Re-reading The Wasp Factory, I was expecting it to stand up but was impressed with how immersive a book it still is. As with all Banks’ novels it is beautifully written, and shot through with a pitch-black humour that stops the novel’s darker moments from becoming too oppressive. Frank’s father’s eccentricities extend to regularly testing his son on the measurements of everything in their house, from table heights to the length of the telephone flex (‘Loose or stretched?’ I said quickly. He grunted, apparently satisfied if not pleased.). He also seems mysteriously able to divine what Frank was drinking the previous evening in the local pub based purely on the smell of his farts.
The description of the eponymous Wasp Factory is one of the book’s highlights; second time around, even though I knew what was coming it still gripped me. The Factory is central to Frank’s existence; it also allows him to reflect on his experiences, in one of the book’s more affecting passages:
‘Each of us, in our own personal Factory, may believe… that our fate is sealed and certain (dream or nightmare, humdrum or bizarre, good or bad), but a word, a glance, a slip – anything can change that, alter it entirely, and our marble hall becomes a gutter, or our rat-maze a golden path. ‘
This also made me reflect on how my response to the novel has changed over the intervening 25 years. Since I last read The Wasp Factory I’ve lived abroad, gone to university, got married, had two children, moved house several times and undertaken a significant change in career. All this weight of experience perhaps explains why I found the book more shocking this time around. Frank is responsible for the murders of three children; reading these parts of the books again I was more affected by them, where initially to my 18 year old eyes they had just the bright ridiculousness of a cartoon.
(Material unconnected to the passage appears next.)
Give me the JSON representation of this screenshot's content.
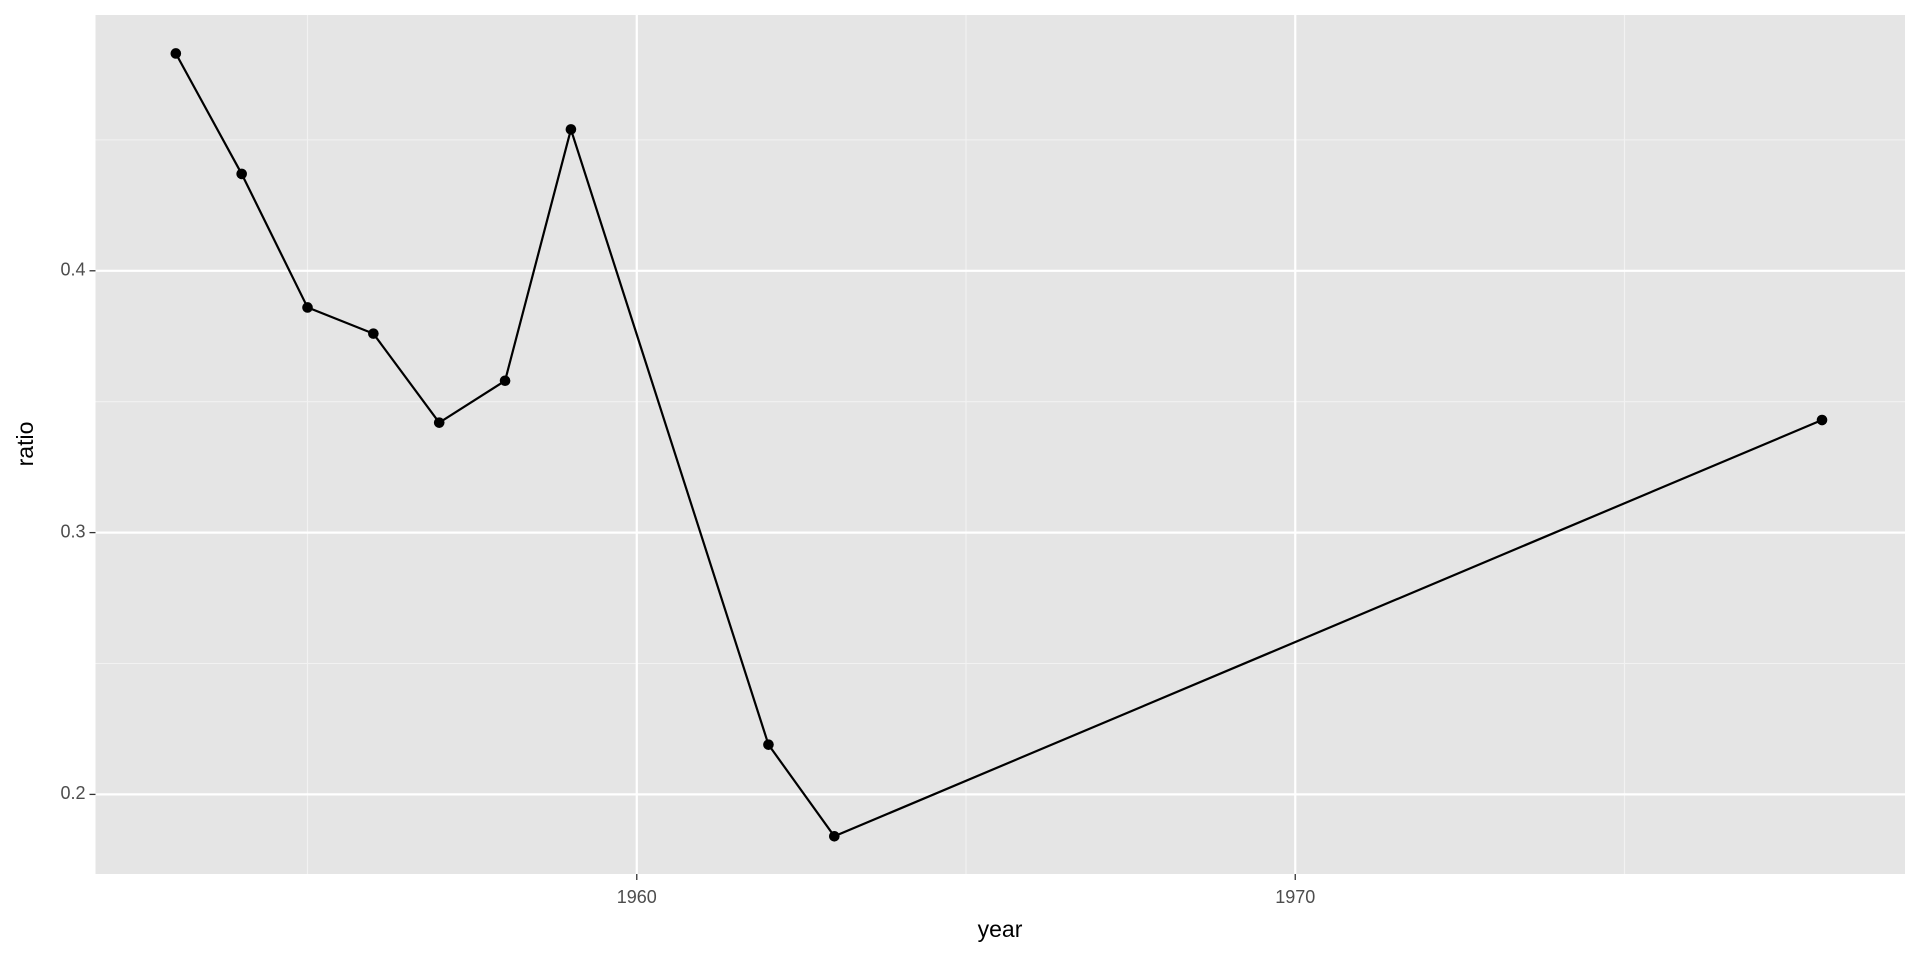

Now, with two daughters of my own, I found myself pondering darker, more uncomfortable questions. How would the murdered children’s parents feel? What would happen to their lives in the wake of these deaths? How could Frank live with the guilt of what he had done? There’s no doubt that these scenes affected me much more deeply than I remember them doing before. Perhaps paradoxically, they also made me empathise more with Frank as well, my age helping me to understand him in new and unexpected ways.
One edition of The Wasp Factory – perhaps produced to celebrate the anniversary of its publication – had extracts from original newspaper and magazine reviews of the book printed in the front. Nothing unusual in that – except in this case, the reviews alternated between those which praised the book, and those which thought it was filth of the highest order, and should be banned. I remember first reading these negative reviews, and laughing: how could anyone be so short-sighted, and take the book so seriously?
But now, without the certainty of youth, I’m less sure. I feel myself having more sympathy with the critics, perhaps because I understand better where their criticisms were coming from. I’m not in favour of banning books, and The Wasp Factory remains a singular and impressive piece of work that deserves to be read by all ages. But there’s no doubt that older readers, tied more firmly into the world and with more at stake in it, will read the book differently to a dozy 18 year old whose only stone-cold responsibility is to make it to the pub before his friends leave without him. The way in which a book can affect different readers so markedly is surely also the sign of an enduring piece of literature. I’ve little doubt that, were I to read The Wasp Factory again in 25 years time, I would find something equally new within its singular and arresting pages.